The attention to detailing continues in the engineroom. Azimut addressed safety and convenience in arranging and outfitting the machinery space. Air intakes are not on the topsides, but are in the sides of the house above the deck, inboard of the side decks. This puts them above normal spray and reduces the chance of down-flooding in an emergency. The intakes are also fitted with shutter-type air dampers interlocked with the fire suppression system, closing the intakes automatically when the system is triggered.

Access to the batteries and fuel filters is direct, and the shaft logs are easily reached by lifting small panels in the aluminum tread plate. Two hinged panels open up the centerline, exposing the main seacocks and strainers a few inches below. Also in this area is an emergency bilge suction with its own strainer and quarter-turn valve; it would be a quick job to close the seacock and open the suction should the need arise.

Abaft the engineroom is the biggest lazarette you’re likely to see on a boat this size. Even if you opt to include a double crew cabin and head in this area, there still will be room for a pair of Glendinning cable barrels and an auxiliary machinery room for pumps and smaller equipment. Gensets are in the main engineroom.

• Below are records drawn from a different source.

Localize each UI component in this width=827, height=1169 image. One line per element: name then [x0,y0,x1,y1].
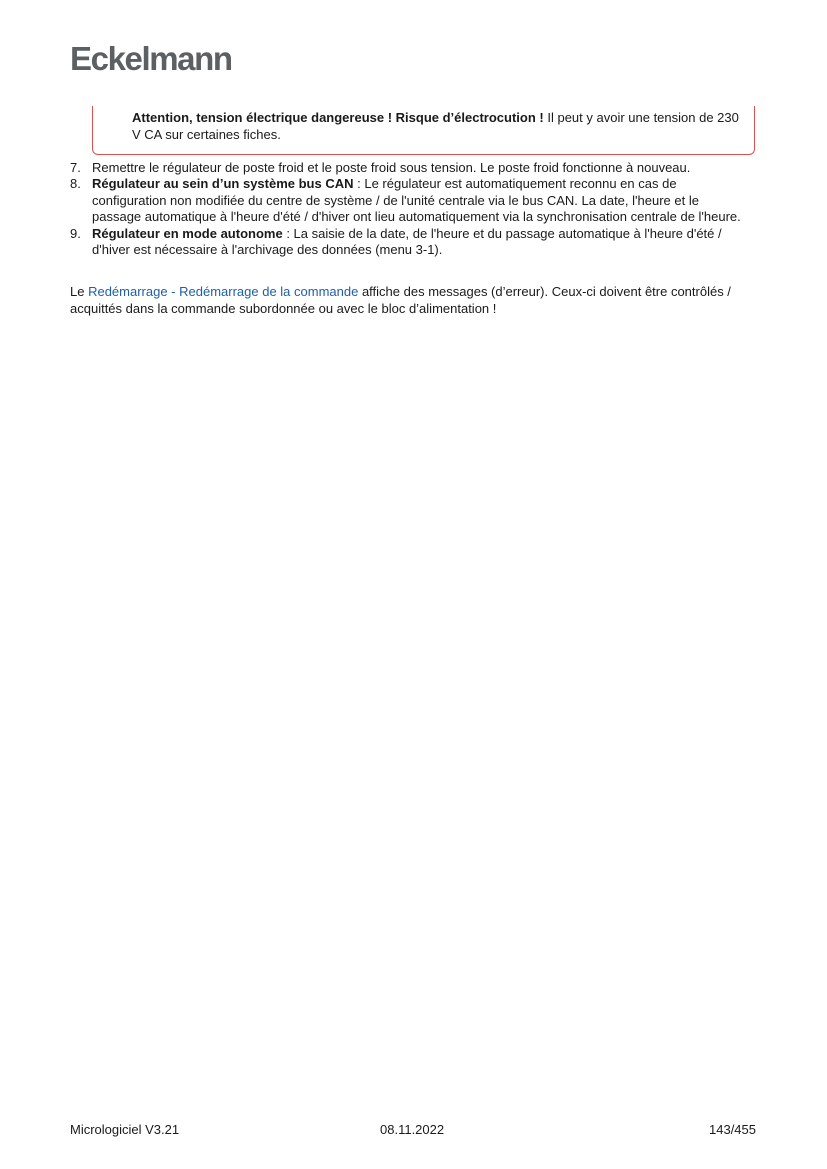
step-text: Remettre le régulateur de poste froid et le poste froid sous tension. Le poste froid fonctionne à nouveau. [92,160,691,175]
warning-detail: Il peut y avoir une tension de 230 V CA sur certaines fiches. [132,110,739,142]
footer-date: 08.11.2022 [380,1122,445,1137]
step-number: 8. [70,176,81,192]
warning-text [132,109,744,143]
restart-link[interactable]: Redémarrage - Redémarrage de la commande [88,284,359,299]
step-bold: Régulateur en mode autonome [92,225,283,241]
step-text: : La saisie de la date, de l'heure et du passage automatique à l'heure d'été / d'hiver est nécessaire à l'archivage des données (menu 3-1). [92,225,722,258]
step-number: 9. [70,225,81,241]
list-item [70,226,750,259]
step-bold: Régulateur au sein d’un système bus CAN [92,176,354,192]
note-suffix: affiche des messages (d’erreur). Ceux-ci doivent être contrôlés / acquittés dans la commande subordonnée ou avec le bloc d’alimentation ! [70,284,731,316]
steps-list [70,160,750,258]
list-item [70,160,750,176]
list-item [70,176,750,225]
warning-bold: Attention, tension électrique dangereuse ! Risque d’électrocution ! [132,110,544,125]
eckelmann-logo: Eckelmann [70,40,232,77]
note-prefix: Le [70,284,89,299]
footer-firmware: Micrologiciel V3.21 [70,1122,180,1137]
step-number: 7. [70,160,81,175]
footer-page-number: 143/455 [709,1122,756,1137]
restart-note [70,283,750,317]
step-text: : Le régulateur est automatiquement reconnu en cas de configuration non modifiée du centre de système / de l'unité centrale via le bus CAN. La date, l'heure et le passage automatique à l'heure d'été / d'hiver ont lieu automatiquement via la synchronisation centrale de l'heure. [92,176,741,225]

Forward of the engineroom are four cabins: a VIP stateroom in the bow and two additional guest cabins to either side of a centerline passageway. The starboard cabin on our boat was arranged as a crew cabin, with a single high berth with a full-size washer and dryer under it. The standard arrangement will sleep two in L-stacked berths. Each of the three guest heads are power-vented through a pattern of attractive and effective gold-grommet holes above the showers. In a small nod to practicality that Europeans seem to accept and accommodate, and that Americans generally ignore, each head has a handy toilet brush bulkhead-mounted in a polished stainless container.

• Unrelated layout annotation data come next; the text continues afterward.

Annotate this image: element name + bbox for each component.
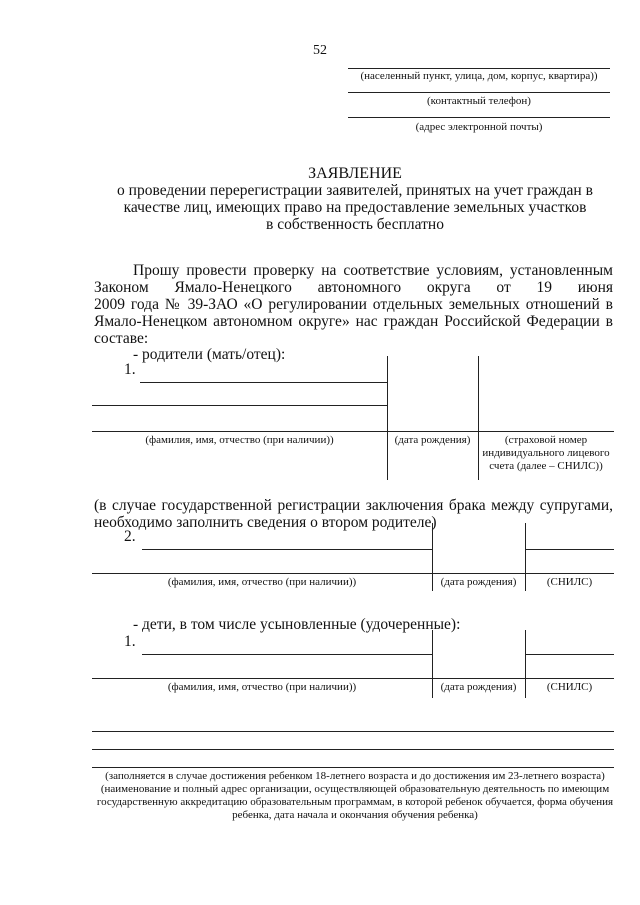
document-title: ЗАЯВЛЕНИЕ xyxy=(308,165,402,182)
address-caption: (населенный пункт, улица, дом, корпус, квартира)) xyxy=(360,70,598,82)
marriage-note-line-2: необходимо заполнить сведения о втором родителе) xyxy=(94,514,437,531)
second-parent-row-number: 2. xyxy=(124,528,136,545)
parent-column-divider-1 xyxy=(387,356,388,480)
second-parent-snils-line[interactable] xyxy=(525,549,614,550)
child-row-baseline[interactable] xyxy=(92,678,614,679)
second-parent-fio-caption: (фамилия, имя, отчество (при наличии)) xyxy=(167,576,357,588)
paragraph-line-2: Законом Ямало-Ненецкого автономного округа от 19 июня xyxy=(94,279,613,296)
parent-row-baseline[interactable] xyxy=(92,431,614,432)
marriage-note-line-1: (в случае государственной регистрации заключения брака между супругами, xyxy=(94,497,613,514)
email-caption: (адрес электронной почты) xyxy=(415,121,543,133)
child-dob-caption: (дата рождения) xyxy=(440,681,517,693)
education-note-line-2: (наименование и полный адрес организации, осуществляющей образовательную деятельность по имеющим xyxy=(100,783,610,795)
parent-snils-caption-3: счета (далее – СНИЛС)) xyxy=(489,460,603,472)
paragraph-line-4: Ямало-Ненецком автономном округе» нас граждан Российской Федерации в xyxy=(94,313,613,330)
children-heading: - дети, в том числе усыновленные (удочеренные): xyxy=(133,616,461,633)
paragraph-line-3: 2009 года № 39-ЗАО «О регулировании отдельных земельных отношений в xyxy=(94,296,613,313)
education-line-3[interactable] xyxy=(92,767,614,768)
parent-fio-line-1[interactable] xyxy=(140,382,387,383)
education-note-line-3: государственную аккредитацию образовательным программам, в которой ребенок обучается, форма обучения xyxy=(96,796,614,808)
parent-fio-caption: (фамилия, имя, отчество (при наличии)) xyxy=(145,434,334,446)
title-subline-3: в собственность бесплатно xyxy=(266,216,444,233)
page-number: 52 xyxy=(313,43,327,58)
parent-dob-caption: (дата рождения) xyxy=(394,434,471,446)
paragraph-line-1: Прошу провести проверку на соответствие условиям, установленным xyxy=(133,262,613,279)
child-fio-caption: (фамилия, имя, отчество (при наличии)) xyxy=(167,681,357,693)
child-row-number: 1. xyxy=(124,633,136,650)
phone-line[interactable] xyxy=(348,92,610,93)
education-note-line-4: ребенка, дата начала и окончания обучения ребенка) xyxy=(232,809,478,821)
paragraph-line-5: составе: xyxy=(94,330,149,347)
address-line[interactable] xyxy=(348,68,610,69)
second-parent-fio-line[interactable] xyxy=(142,549,432,550)
parent-fio-line-2[interactable] xyxy=(92,405,387,406)
second-parent-baseline[interactable] xyxy=(92,573,614,574)
education-line-2[interactable] xyxy=(92,749,614,750)
parent-snils-caption-2: индивидуального лицевого xyxy=(482,447,610,459)
child-snils-caption: (СНИЛС) xyxy=(546,681,593,693)
parent-row-number: 1. xyxy=(124,361,136,378)
parent-snils-caption-1: (страховой номер xyxy=(504,434,588,446)
education-line-1[interactable] xyxy=(92,731,614,732)
child-snils-line[interactable] xyxy=(525,654,614,655)
second-parent-snils-caption: (СНИЛС) xyxy=(546,576,593,588)
second-parent-dob-caption: (дата рождения) xyxy=(440,576,517,588)
title-subline-2: качестве лиц, имеющих право на предоставление земельных участков xyxy=(123,199,587,216)
education-note-line-1: (заполняется в случае достижения ребенком 18-летнего возраста и до достижения им 23-летнего возраста) xyxy=(105,770,605,782)
phone-caption: (контактный телефон) xyxy=(427,95,531,107)
parents-heading: - родители (мать/отец): xyxy=(133,346,286,363)
child-fio-line[interactable] xyxy=(142,654,432,655)
title-subline-1: о проведении перерегистрации заявителей, принятых на учет граждан в xyxy=(117,182,593,199)
email-line[interactable] xyxy=(348,117,610,118)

Abaft the guest cabins is the master stateroom, adjacent to the engineroom but separated from it by a dressing room and head. The head is outfitted with dual lavatories, a toilet, a bidet and a large tub. There is a settee to port and a vanity to starboard, but the nicest feature is just above them in the topsides. Eight large oval portlights, oriented vertically, lend the appearance of a master stateroom on a much larger yacht, letting in lots of light and providing a great view.

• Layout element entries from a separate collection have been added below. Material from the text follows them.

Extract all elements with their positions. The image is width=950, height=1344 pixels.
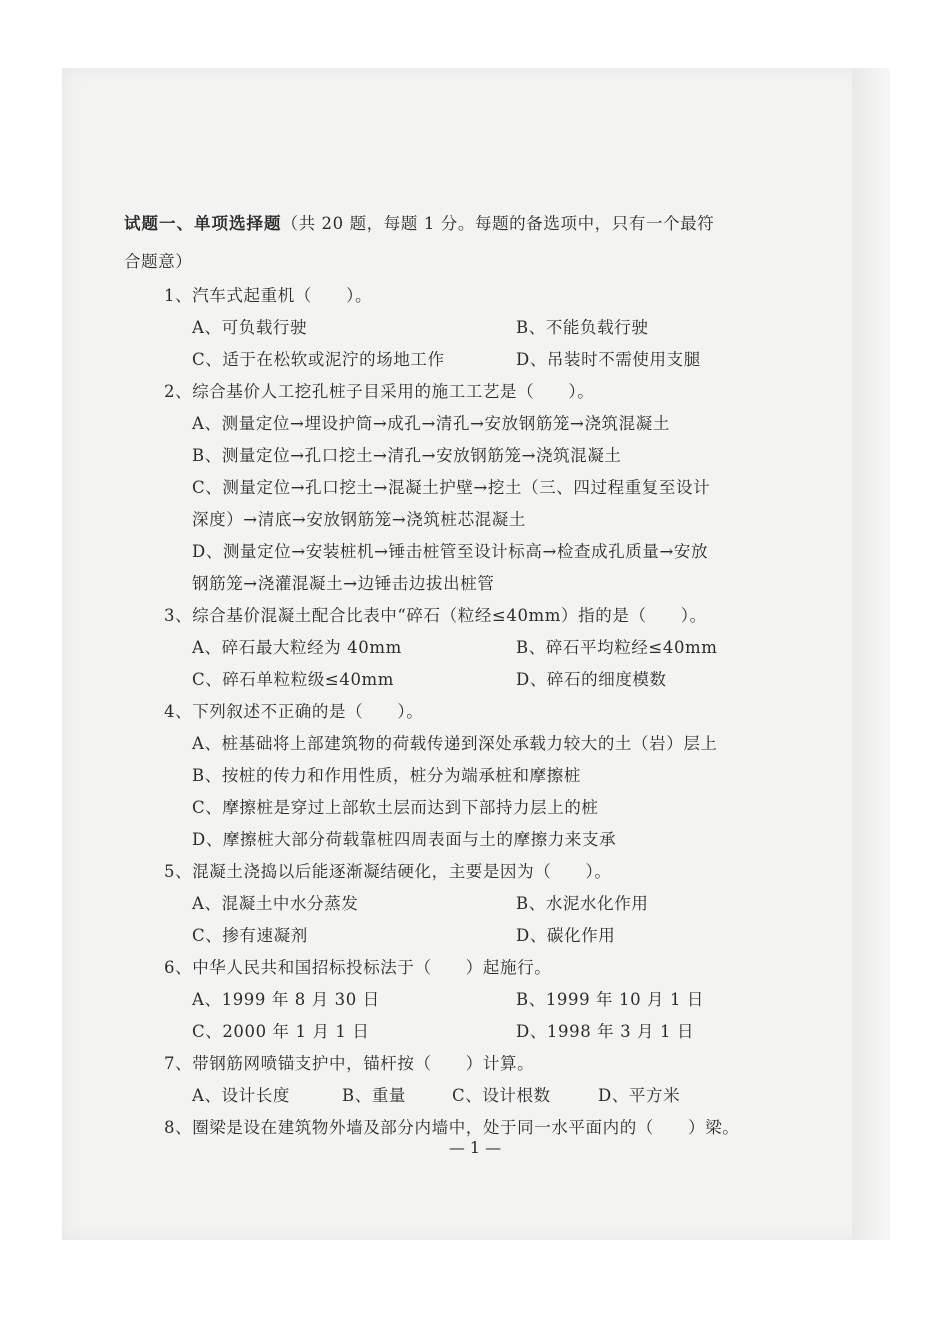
- page-number: — 1 —: [448, 1138, 502, 1157]
- option: D、吊装时不需使用支腿: [516, 350, 701, 369]
- question-stem: 7、带钢筋网喷锚支护中，锚杆按（ ）计算。: [164, 1054, 535, 1073]
- question-stem: 8、圈梁是设在建筑物外墙及部分内墙中，处于同一水平面内的（ ）梁。: [164, 1118, 740, 1137]
- question-stem: 3、综合基价混凝土配合比表中“碎石（粒经≤40mm）指的是（ ）。: [164, 606, 707, 625]
- option: B、1999 年 10 月 1 日: [516, 990, 705, 1009]
- section-title-bold: 试题一、单项选择题: [124, 214, 282, 233]
- option: B、测量定位→孔口挖土→清孔→安放钢筋笼→浇筑混凝土: [192, 446, 622, 465]
- option: B、碎石平均粒经≤40mm: [516, 638, 718, 657]
- option: A、测量定位→埋设护筒→成孔→清孔→安放钢筋笼→浇筑混凝土: [192, 414, 670, 433]
- option: A、设计长度: [192, 1086, 291, 1105]
- question-stem: 6、中华人民共和国招标投标法于（ ）起施行。: [164, 958, 552, 977]
- option: D、摩擦桩大部分荷载靠桩四周表面与土的摩擦力来支承: [192, 830, 617, 849]
- option: B、按桩的传力和作用性质，桩分为端承桩和摩擦桩: [192, 766, 581, 785]
- option: B、水泥水化作用: [516, 894, 649, 913]
- option: C、测量定位→孔口挖土→混凝土护壁→挖土（三、四过程重复至设计: [192, 478, 711, 497]
- option: C、2000 年 1 月 1 日: [192, 1022, 370, 1041]
- section-title-rest: （共 20 题，每题 1 分。每题的备选项中，只有一个最符: [281, 214, 715, 233]
- option-continued: 钢筋笼→浇灌混凝土→边锤击边拔出桩管: [192, 574, 495, 593]
- option: C、设计根数: [452, 1086, 551, 1105]
- option: A、可负载行驶: [192, 318, 308, 337]
- option-continued: 深度）→清底→安放钢筋笼→浇筑桩芯混凝土: [192, 510, 526, 529]
- option: A、碎石最大粒经为 40mm: [192, 638, 402, 657]
- option: C、摩擦桩是穿过上部软土层而达到下部持力层上的桩: [192, 798, 599, 817]
- option: D、碎石的细度模数: [516, 670, 667, 689]
- question-stem: 1、汽车式起重机（ ）。: [164, 286, 373, 305]
- section-title: [124, 210, 714, 234]
- option: A、桩基础将上部建筑物的荷载传递到深处承载力较大的土（岩）层上: [192, 734, 718, 753]
- option: A、1999 年 8 月 30 日: [192, 990, 380, 1009]
- option: C、掺有速凝剂: [192, 926, 308, 945]
- option: D、平方米: [598, 1086, 681, 1105]
- option: D、测量定位→安装桩机→锤击桩管至设计标高→检查成孔质量→安放: [192, 542, 709, 561]
- option: B、重量: [342, 1086, 407, 1105]
- option: A、混凝土中水分蒸发: [192, 894, 359, 913]
- page-edge: [852, 68, 890, 1240]
- section-title-cont: 合题意）: [124, 252, 193, 271]
- option: C、适于在松软或泥泞的场地工作: [192, 350, 445, 369]
- option: C、碎石单粒粒级≤40mm: [192, 670, 395, 689]
- option: B、不能负载行驶: [516, 318, 649, 337]
- option: D、1998 年 3 月 1 日: [516, 1022, 695, 1041]
- question-stem: 5、混凝土浇捣以后能逐渐凝结硬化，主要是因为（ ）。: [164, 862, 612, 881]
- question-stem: 2、综合基价人工挖孔桩子目采用的施工工艺是（ ）。: [164, 382, 595, 401]
- option: D、碳化作用: [516, 926, 616, 945]
- question-stem: 4、下列叙述不正确的是（ ）。: [164, 702, 424, 721]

The saloon is cozy, yet spacious enough to include wraparound seating for eight. Two steps take you up to the galley, helm and dinette. Seating six, the dinette table is actually two smaller tables with a lift-out center section that makes the unit ideal for parties. The seat at the helm is adjustable, but even at the limit, I couldn’t get comfortable with the footrest location. It seems too low, and the bridge helm has no footrest at all. Otherwise, the helm layouts are excellent.


On the other hand, Azimut did a great job with two areas that have come to be pet peeves of mine: hatches and grills.

Too many open hatches aren’t counterbalanced or lack a latch to hold them open against a large roll, making them dangerous at sea for unsuspecting guests. The hatches on the 68 Plus include heavy-duty torsional springs in their hinge assemblies and, in a belt-and-suspenders philosophy, have latches.

My other peeve concerns wet-bar grills that let you close the hinged cover while the grill is still on. A charred cover is inevitable, and a fire is clearly possible, as most covers are fiberglass or wood. Azimut incorporated a switch that shuts off the grill any time the cover is closed, even if the control knob is on. More builders should do the same.

Although I have not yet had a chance to run the Azimut 68 Plus, I don’t have any reservations regarding her performance. During the past two years, I’ve tested her little sister, the 58 Full, and her big sister, the 85 Ultimate, both of which are firm and responsive sea boats. The 68 Plus shares the same Righini hull form and engineering, so I expect no less from her.

Kudos to Azimut for making an attractive and beautifully finished yacht that is safe and convenient.